This +82% move from Jan baseline ($60→$109) is most similar to 1990 Gulf War in magnitude (+90%), not 1973 or 1979. The 1990 shock lasted ~6 months and produced an 8-month recession + 6.3% peak inflation.
But there are two structural differences that make 2026 potentially worse: 1. Starting position: in 1990 inflation was already 5%+ and the Fed had room to ease. Today the Fed has been trying to normalize for 3 years. 2. Fertilizer: the Gulf isn't just oil. It's where ~25% of seaborne ammonia/urea moves. Gas feedstock shock → fertilizer cost explosion → food inflation on 3-6 month lag. The 1990 shock didn't have this because Hormuz closed briefly and the fertilizer supply chain wasn't as Gulf-dependent.

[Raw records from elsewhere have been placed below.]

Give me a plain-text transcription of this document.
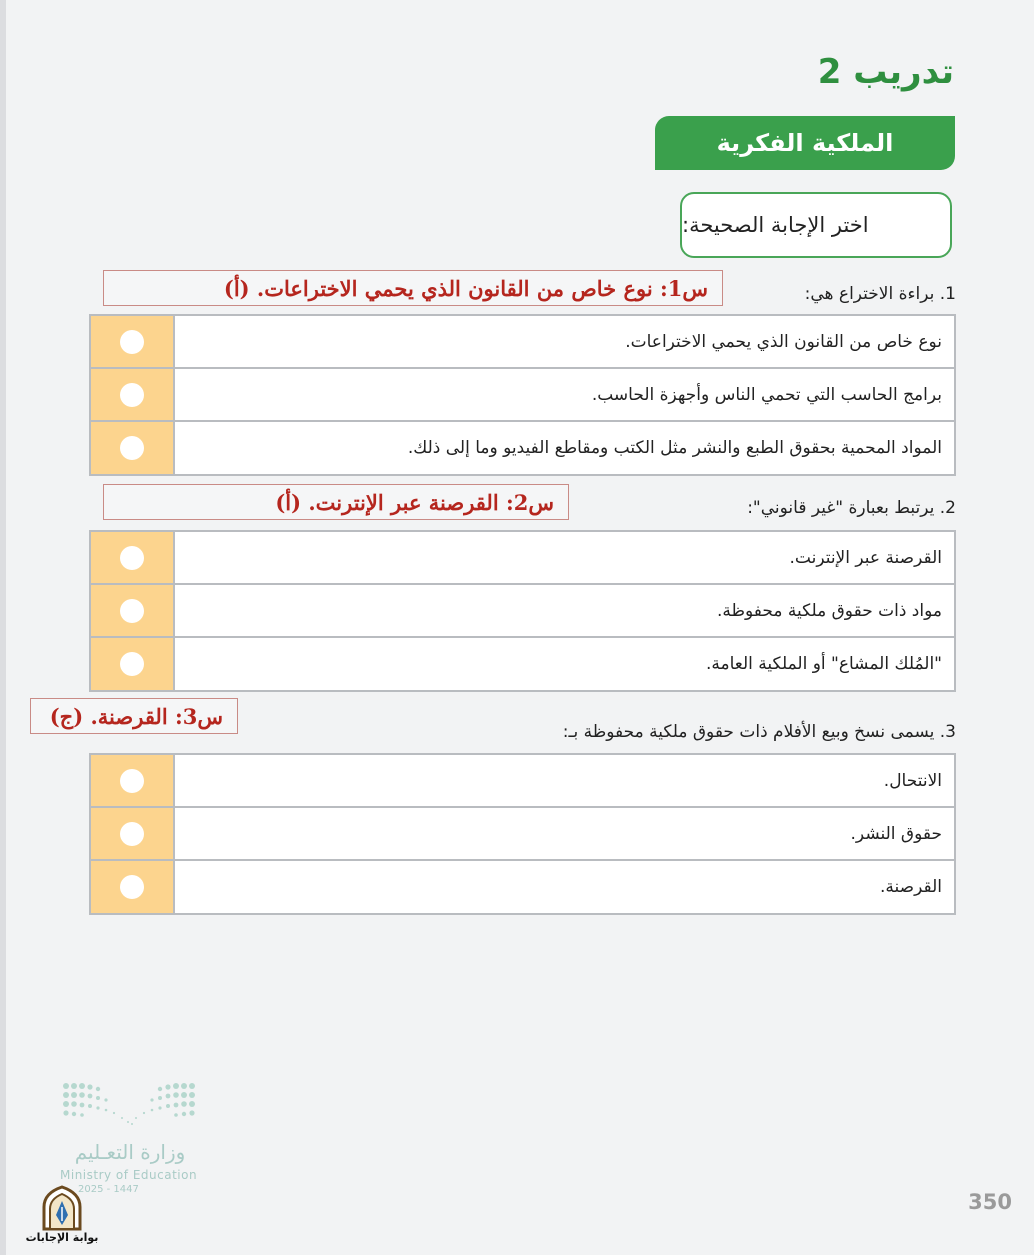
تدريب 2
الملكية الفكرية
اختر الإجابة الصحيحة:
س1: نوع خاص من القانون الذي يحمي الاختراعات. (أ)	1. براءة الاختراع هي:
نوع خاص من القانون الذي يحمي الاختراعات.
برامج الحاسب التي تحمي الناس وأجهزة الحاسب.
المواد المحمية بحقوق الطبع والنشر مثل الكتب ومقاطع الفيديو وما إلى ذلك.
س2: القرصنة عبر الإنترنت. (أ)	2. يرتبط بعبارة "غير قانوني":
القرصنة عبر الإنترنت.
مواد ذات حقوق ملكية محفوظة.
"المُلك المشاع" أو الملكية العامة.
س3: القرصنة. (ج)
3. يسمى نسخ وبيع الأفلام ذات حقوق ملكية محفوظة بـ:
الانتحال.
حقوق النشر.
القرصنة.
وزارة التعـليم
Ministry of Education
2025 - 1447
بوابة الإجابات
350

At $109 sustained for a quarter, models using published RBC/Oxford/IMF parameters project: US CPI to 7.6%, global GDP to 1.8%, Fed forced to hike into a near-stall economy.
The word "stagflation" keeps appearing in headlines but the mechanism usually isn't spelled out. The mechanism here is: oil → input costs → CPI → Fed hikes → credit tightens → investment falls → GDP sinks. Meanwhile oil → food → real wage squeeze. Both channels active simultaneously.
The UK and Europe are arguably even more exposed.
I'm more worried about AI electricity consumption than oil prices doubling. There is too much upside for this war. Once the ayatollahs are gone, Iranian oil will flow to the free markets and unfortunately, oil prices will crash (making electric vehicles not an attractive option).